António Gancho, (1940? - 2006) |
CONSTELAÇÃO VEGA
E tinhas o brilho duma estrela gravado pelo peito
como se fosse uma tua tatuagem de luz
era um olho amarelo que te brilhava no peito
no sítio onde o esterno é metade.
Isso era a sapiência do teu tórax todo feito luz
era precisamente a sapiência dos teus pulmões
a explorarem fogo por fora do peito
e tinhas o brilho da constelação de Vega
gravado pelo peito todo
feito por que mulher não sei e não sei em que praia
porque é na praia que as tatuagens se iluminam ainda mais
ao brilho do iodo que do Sol desce
e cobre as pestanas do peito que são os cabelos.
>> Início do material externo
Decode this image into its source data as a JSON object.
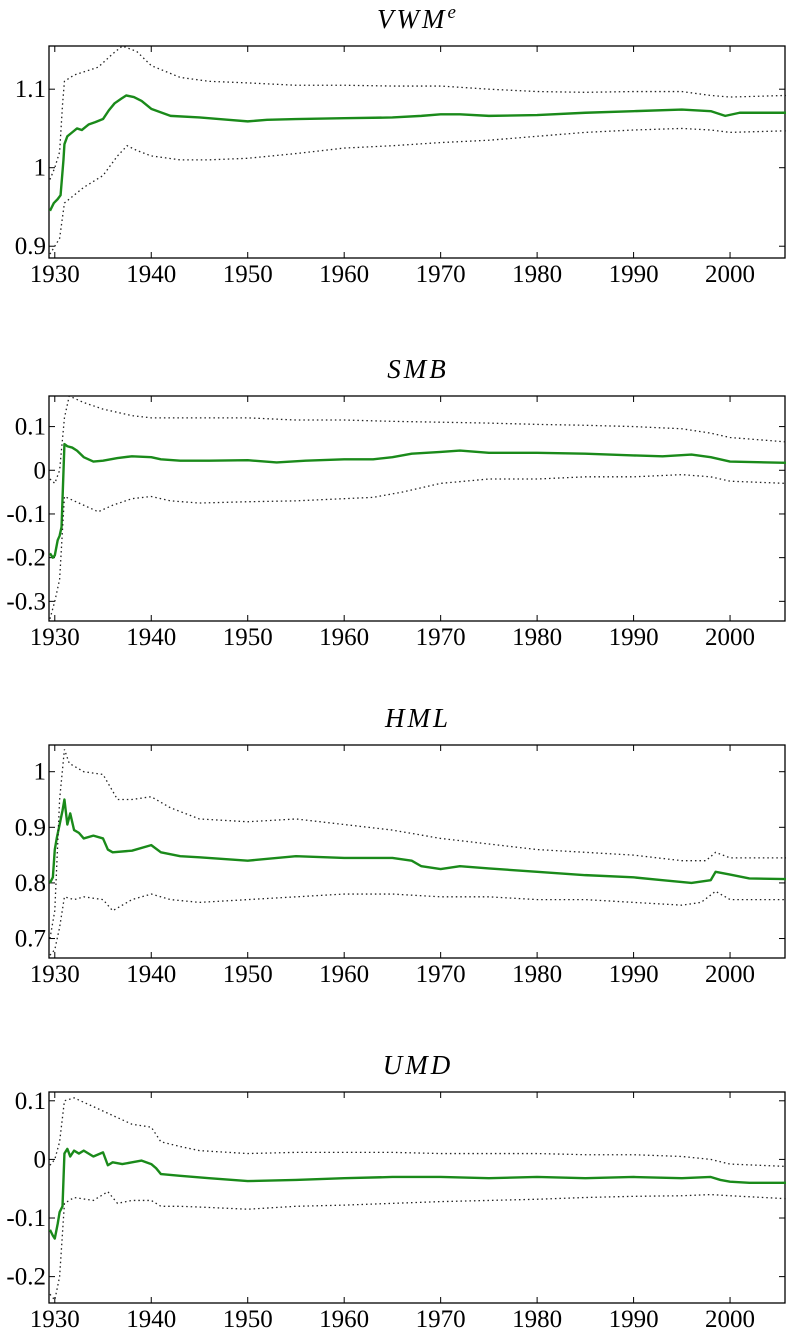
{
  "chart_data": [
    {
      "type": "line",
      "title": "VWMe",
      "title_base": "VWM",
      "title_sup": "e",
      "xlim": [
        1929.4,
        2005.8
      ],
      "ylim": [
        0.885,
        1.155
      ],
      "xticks": [
        1930,
        1940,
        1950,
        1960,
        1970,
        1980,
        1990,
        2000
      ],
      "xtick_labels": [
        "1930",
        "1940",
        "1950",
        "1960",
        "1970",
        "1980",
        "1990",
        "2000"
      ],
      "yticks": [
        0.9,
        1.0,
        1.1
      ],
      "ytick_labels": [
        "0.9",
        "1",
        "1.1"
      ],
      "series": [
        {
          "style": "solid-green",
          "x": [
            1929.5,
            1929.9,
            1930.3,
            1930.6,
            1930.9,
            1931.0,
            1931.3,
            1931.8,
            1932.3,
            1932.8,
            1933.5,
            1934.2,
            1935.0,
            1935.6,
            1936.2,
            1936.9,
            1937.4,
            1938.2,
            1939.0,
            1940.0,
            1942.0,
            1945.0,
            1948.0,
            1950.0,
            1952.0,
            1955.0,
            1960.0,
            1965.0,
            1968.0,
            1970.0,
            1972.0,
            1975.0,
            1980.0,
            1985.0,
            1990.0,
            1995.0,
            1998.0,
            1999.5,
            2001.0,
            2005.8
          ],
          "y": [
            0.945,
            0.955,
            0.96,
            0.965,
            1.01,
            1.03,
            1.04,
            1.045,
            1.05,
            1.048,
            1.055,
            1.058,
            1.062,
            1.073,
            1.082,
            1.088,
            1.092,
            1.09,
            1.085,
            1.075,
            1.066,
            1.064,
            1.061,
            1.059,
            1.061,
            1.062,
            1.063,
            1.064,
            1.066,
            1.068,
            1.068,
            1.066,
            1.067,
            1.07,
            1.072,
            1.074,
            1.072,
            1.066,
            1.07,
            1.07
          ]
        },
        {
          "style": "dotted-upper",
          "x": [
            1929.5,
            1930.0,
            1930.5,
            1930.8,
            1931.0,
            1932.0,
            1933.0,
            1934.5,
            1936.0,
            1937.0,
            1938.5,
            1940.0,
            1943.0,
            1946.0,
            1950.0,
            1955.0,
            1960.0,
            1965.0,
            1970.0,
            1975.0,
            1980.0,
            1985.0,
            1990.0,
            1995.0,
            1998.0,
            2000.0,
            2005.8
          ],
          "y": [
            0.985,
            1.0,
            1.02,
            1.08,
            1.11,
            1.118,
            1.122,
            1.128,
            1.145,
            1.155,
            1.148,
            1.13,
            1.115,
            1.11,
            1.108,
            1.105,
            1.105,
            1.104,
            1.104,
            1.1,
            1.097,
            1.096,
            1.097,
            1.097,
            1.092,
            1.09,
            1.092
          ]
        },
        {
          "style": "dotted-lower",
          "x": [
            1929.5,
            1930.0,
            1930.5,
            1931.0,
            1932.0,
            1933.0,
            1935.0,
            1936.5,
            1937.5,
            1938.5,
            1940.0,
            1943.0,
            1946.0,
            1950.0,
            1955.0,
            1960.0,
            1965.0,
            1970.0,
            1975.0,
            1980.0,
            1985.0,
            1990.0,
            1995.0,
            1998.0,
            2000.0,
            2005.8
          ],
          "y": [
            0.89,
            0.9,
            0.91,
            0.955,
            0.965,
            0.975,
            0.99,
            1.015,
            1.028,
            1.022,
            1.015,
            1.01,
            1.01,
            1.012,
            1.018,
            1.025,
            1.028,
            1.032,
            1.035,
            1.04,
            1.045,
            1.048,
            1.05,
            1.048,
            1.045,
            1.047
          ]
        }
      ]
    },
    {
      "type": "line",
      "title": "SMB",
      "xlim": [
        1929.4,
        2005.8
      ],
      "ylim": [
        -0.345,
        0.17
      ],
      "xticks": [
        1930,
        1940,
        1950,
        1960,
        1970,
        1980,
        1990,
        2000
      ],
      "xtick_labels": [
        "1930",
        "1940",
        "1950",
        "1960",
        "1970",
        "1980",
        "1990",
        "2000"
      ],
      "yticks": [
        -0.3,
        -0.2,
        -0.1,
        0,
        0.1
      ],
      "ytick_labels": [
        "-0.3",
        "-0.2",
        "-0.1",
        "0",
        "0.1"
      ],
      "series": [
        {
          "style": "solid-green",
          "x": [
            1929.5,
            1929.8,
            1930.0,
            1930.3,
            1930.5,
            1930.7,
            1931.0,
            1931.3,
            1931.8,
            1932.3,
            1933.0,
            1934.0,
            1935.0,
            1936.5,
            1938.0,
            1940.0,
            1941.0,
            1943.0,
            1946.0,
            1950.0,
            1953.0,
            1956.0,
            1960.0,
            1963.0,
            1965.0,
            1967.0,
            1970.0,
            1972.0,
            1975.0,
            1980.0,
            1985.0,
            1990.0,
            1993.0,
            1996.0,
            1998.0,
            2000.0,
            2005.8
          ],
          "y": [
            -0.19,
            -0.2,
            -0.195,
            -0.16,
            -0.15,
            -0.13,
            0.06,
            0.055,
            0.052,
            0.045,
            0.03,
            0.02,
            0.022,
            0.028,
            0.032,
            0.03,
            0.025,
            0.022,
            0.022,
            0.023,
            0.018,
            0.022,
            0.025,
            0.025,
            0.03,
            0.038,
            0.042,
            0.045,
            0.04,
            0.04,
            0.038,
            0.034,
            0.032,
            0.036,
            0.03,
            0.02,
            0.017
          ]
        },
        {
          "style": "dotted-upper",
          "x": [
            1929.5,
            1930.0,
            1930.5,
            1931.0,
            1931.5,
            1933.0,
            1935.0,
            1938.0,
            1940.0,
            1945.0,
            1950.0,
            1955.0,
            1960.0,
            1965.0,
            1970.0,
            1975.0,
            1980.0,
            1985.0,
            1990.0,
            1995.0,
            1998.0,
            2000.0,
            2005.8
          ],
          "y": [
            -0.02,
            -0.03,
            0.0,
            0.12,
            0.17,
            0.155,
            0.14,
            0.125,
            0.12,
            0.12,
            0.12,
            0.115,
            0.115,
            0.112,
            0.11,
            0.108,
            0.105,
            0.103,
            0.1,
            0.095,
            0.085,
            0.075,
            0.065
          ]
        },
        {
          "style": "dotted-lower",
          "x": [
            1929.5,
            1930.0,
            1930.5,
            1931.0,
            1932.0,
            1933.0,
            1934.5,
            1936.0,
            1938.0,
            1940.0,
            1942.0,
            1945.0,
            1950.0,
            1955.0,
            1960.0,
            1963.0,
            1966.0,
            1970.0,
            1975.0,
            1980.0,
            1985.0,
            1990.0,
            1995.0,
            1998.0,
            2000.0,
            2005.8
          ],
          "y": [
            -0.34,
            -0.3,
            -0.25,
            -0.06,
            -0.07,
            -0.08,
            -0.095,
            -0.08,
            -0.065,
            -0.06,
            -0.07,
            -0.075,
            -0.072,
            -0.07,
            -0.065,
            -0.062,
            -0.05,
            -0.03,
            -0.02,
            -0.02,
            -0.015,
            -0.015,
            -0.01,
            -0.015,
            -0.025,
            -0.03
          ]
        }
      ]
    },
    {
      "type": "line",
      "title": "HML",
      "xlim": [
        1929.4,
        2005.8
      ],
      "ylim": [
        0.665,
        1.048
      ],
      "xticks": [
        1930,
        1940,
        1950,
        1960,
        1970,
        1980,
        1990,
        2000
      ],
      "xtick_labels": [
        "1930",
        "1940",
        "1950",
        "1960",
        "1970",
        "1980",
        "1990",
        "2000"
      ],
      "yticks": [
        0.7,
        0.8,
        0.9,
        1.0
      ],
      "ytick_labels": [
        "0.7",
        "0.8",
        "0.9",
        "1"
      ],
      "series": [
        {
          "style": "solid-green",
          "x": [
            1929.5,
            1929.8,
            1930.0,
            1930.2,
            1930.5,
            1930.8,
            1931.0,
            1931.3,
            1931.6,
            1932.0,
            1932.5,
            1933.0,
            1934.0,
            1935.0,
            1935.5,
            1936.0,
            1938.0,
            1940.0,
            1941.0,
            1943.0,
            1945.0,
            1950.0,
            1955.0,
            1960.0,
            1965.0,
            1967.0,
            1968.0,
            1970.0,
            1972.0,
            1975.0,
            1980.0,
            1985.0,
            1990.0,
            1993.0,
            1996.0,
            1998.0,
            1998.5,
            2000.0,
            2002.0,
            2005.8
          ],
          "y": [
            0.8,
            0.81,
            0.86,
            0.88,
            0.905,
            0.93,
            0.95,
            0.905,
            0.925,
            0.895,
            0.89,
            0.88,
            0.885,
            0.88,
            0.86,
            0.855,
            0.858,
            0.868,
            0.855,
            0.848,
            0.846,
            0.84,
            0.848,
            0.845,
            0.845,
            0.84,
            0.83,
            0.825,
            0.83,
            0.826,
            0.82,
            0.814,
            0.81,
            0.805,
            0.8,
            0.805,
            0.82,
            0.815,
            0.808,
            0.807
          ]
        },
        {
          "style": "dotted-upper",
          "x": [
            1929.5,
            1930.0,
            1930.5,
            1931.0,
            1931.5,
            1933.0,
            1935.0,
            1936.5,
            1938.0,
            1940.0,
            1942.0,
            1945.0,
            1950.0,
            1955.0,
            1960.0,
            1965.0,
            1970.0,
            1975.0,
            1980.0,
            1985.0,
            1990.0,
            1995.0,
            1997.5,
            1998.5,
            2000.0,
            2005.8
          ],
          "y": [
            0.7,
            0.75,
            0.95,
            1.04,
            1.015,
            1.0,
            0.995,
            0.95,
            0.95,
            0.955,
            0.935,
            0.915,
            0.91,
            0.915,
            0.905,
            0.895,
            0.88,
            0.87,
            0.86,
            0.855,
            0.85,
            0.84,
            0.84,
            0.855,
            0.845,
            0.845
          ]
        },
        {
          "style": "dotted-lower",
          "x": [
            1929.5,
            1930.0,
            1930.5,
            1931.0,
            1932.0,
            1933.0,
            1935.0,
            1936.0,
            1938.0,
            1940.0,
            1942.0,
            1945.0,
            1950.0,
            1955.0,
            1960.0,
            1965.0,
            1970.0,
            1975.0,
            1980.0,
            1985.0,
            1990.0,
            1995.0,
            1997.0,
            1998.5,
            2000.0,
            2005.8
          ],
          "y": [
            0.67,
            0.68,
            0.72,
            0.775,
            0.77,
            0.775,
            0.77,
            0.75,
            0.77,
            0.78,
            0.77,
            0.765,
            0.77,
            0.775,
            0.78,
            0.78,
            0.775,
            0.775,
            0.77,
            0.77,
            0.765,
            0.76,
            0.765,
            0.785,
            0.77,
            0.77
          ]
        }
      ]
    },
    {
      "type": "line",
      "title": "UMD",
      "xlim": [
        1929.4,
        2005.8
      ],
      "ylim": [
        -0.245,
        0.115
      ],
      "xticks": [
        1930,
        1940,
        1950,
        1960,
        1970,
        1980,
        1990,
        2000
      ],
      "xtick_labels": [
        "1930",
        "1940",
        "1950",
        "1960",
        "1970",
        "1980",
        "1990",
        "2000"
      ],
      "yticks": [
        -0.2,
        -0.1,
        0,
        0.1
      ],
      "ytick_labels": [
        "-0.2",
        "-0.1",
        "0",
        "0.1"
      ],
      "series": [
        {
          "style": "solid-green",
          "x": [
            1929.5,
            1929.8,
            1930.0,
            1930.3,
            1930.5,
            1930.8,
            1931.0,
            1931.3,
            1931.6,
            1932.0,
            1932.5,
            1933.0,
            1934.0,
            1935.0,
            1935.5,
            1936.0,
            1937.0,
            1938.0,
            1939.0,
            1940.0,
            1940.5,
            1941.0,
            1943.0,
            1946.0,
            1950.0,
            1955.0,
            1960.0,
            1965.0,
            1970.0,
            1975.0,
            1980.0,
            1985.0,
            1990.0,
            1995.0,
            1998.0,
            1999.0,
            2000.0,
            2002.0,
            2005.8
          ],
          "y": [
            -0.12,
            -0.13,
            -0.135,
            -0.11,
            -0.09,
            -0.08,
            0.01,
            0.018,
            0.005,
            0.015,
            0.01,
            0.015,
            0.005,
            0.012,
            -0.01,
            -0.005,
            -0.008,
            -0.005,
            -0.002,
            -0.008,
            -0.015,
            -0.025,
            -0.028,
            -0.032,
            -0.037,
            -0.035,
            -0.032,
            -0.03,
            -0.03,
            -0.032,
            -0.03,
            -0.032,
            -0.03,
            -0.032,
            -0.03,
            -0.035,
            -0.038,
            -0.04,
            -0.04
          ]
        },
        {
          "style": "dotted-upper",
          "x": [
            1929.5,
            1930.0,
            1930.5,
            1931.0,
            1932.0,
            1934.0,
            1936.0,
            1938.0,
            1940.0,
            1941.0,
            1943.0,
            1945.0,
            1950.0,
            1955.0,
            1960.0,
            1965.0,
            1970.0,
            1975.0,
            1980.0,
            1985.0,
            1990.0,
            1995.0,
            1998.0,
            2000.0,
            2005.8
          ],
          "y": [
            -0.01,
            0.0,
            0.03,
            0.1,
            0.105,
            0.09,
            0.075,
            0.06,
            0.055,
            0.03,
            0.022,
            0.015,
            0.01,
            0.012,
            0.012,
            0.012,
            0.01,
            0.01,
            0.01,
            0.008,
            0.008,
            0.005,
            0.0,
            -0.008,
            -0.012
          ]
        },
        {
          "style": "dotted-lower",
          "x": [
            1929.5,
            1930.0,
            1930.5,
            1931.0,
            1932.0,
            1934.0,
            1935.5,
            1936.5,
            1938.0,
            1940.0,
            1941.0,
            1943.0,
            1946.0,
            1950.0,
            1955.0,
            1960.0,
            1965.0,
            1970.0,
            1975.0,
            1980.0,
            1985.0,
            1990.0,
            1995.0,
            1998.0,
            2000.0,
            2005.8
          ],
          "y": [
            -0.23,
            -0.24,
            -0.2,
            -0.075,
            -0.065,
            -0.07,
            -0.055,
            -0.075,
            -0.07,
            -0.07,
            -0.08,
            -0.08,
            -0.082,
            -0.085,
            -0.08,
            -0.078,
            -0.075,
            -0.072,
            -0.07,
            -0.068,
            -0.065,
            -0.063,
            -0.062,
            -0.06,
            -0.062,
            -0.067
          ]
        }
      ]
    }
  ]
}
Tinhas uma estrela de luz gravada no meio do esterno
reconheço-te a pousada da mesma o sítio onde ela se põe
e o teu peito era gruta.
Se imagino um presépio abre-se-te a cova da garganta
que da garganta te vai
até onde o dito começa
e onde o fluxo da luz da dita inundaria depois
a dimensão do teu presépio
a dimensão do teu presépio virado para o Norte
ao confronto da Estrela Polar
que de noite viria escrever pela sua própria mão
o nome dela por cima dos bicos da tua.
Fusão da fusão, cíproco do recíproco
a tua que de estrela seria depois Polar
nos indicaria depois o caminho dos Celtas
o caminho do Norte e da Inglaterra de Ricardo
e então uma cruzada nasceria na imaginação do teu peito
uma cruzada para pôr em bico de guerra
a glava do princípio do teu esterno.
Se imagino a recuperação do túmulo
nasce-te um milagre
no sítio da tábua do dito
há uma aparição no sítio da mesma tábua.
Lázaro vem nu
se traz a Bíblia na mão é o começo dos Evangelhos.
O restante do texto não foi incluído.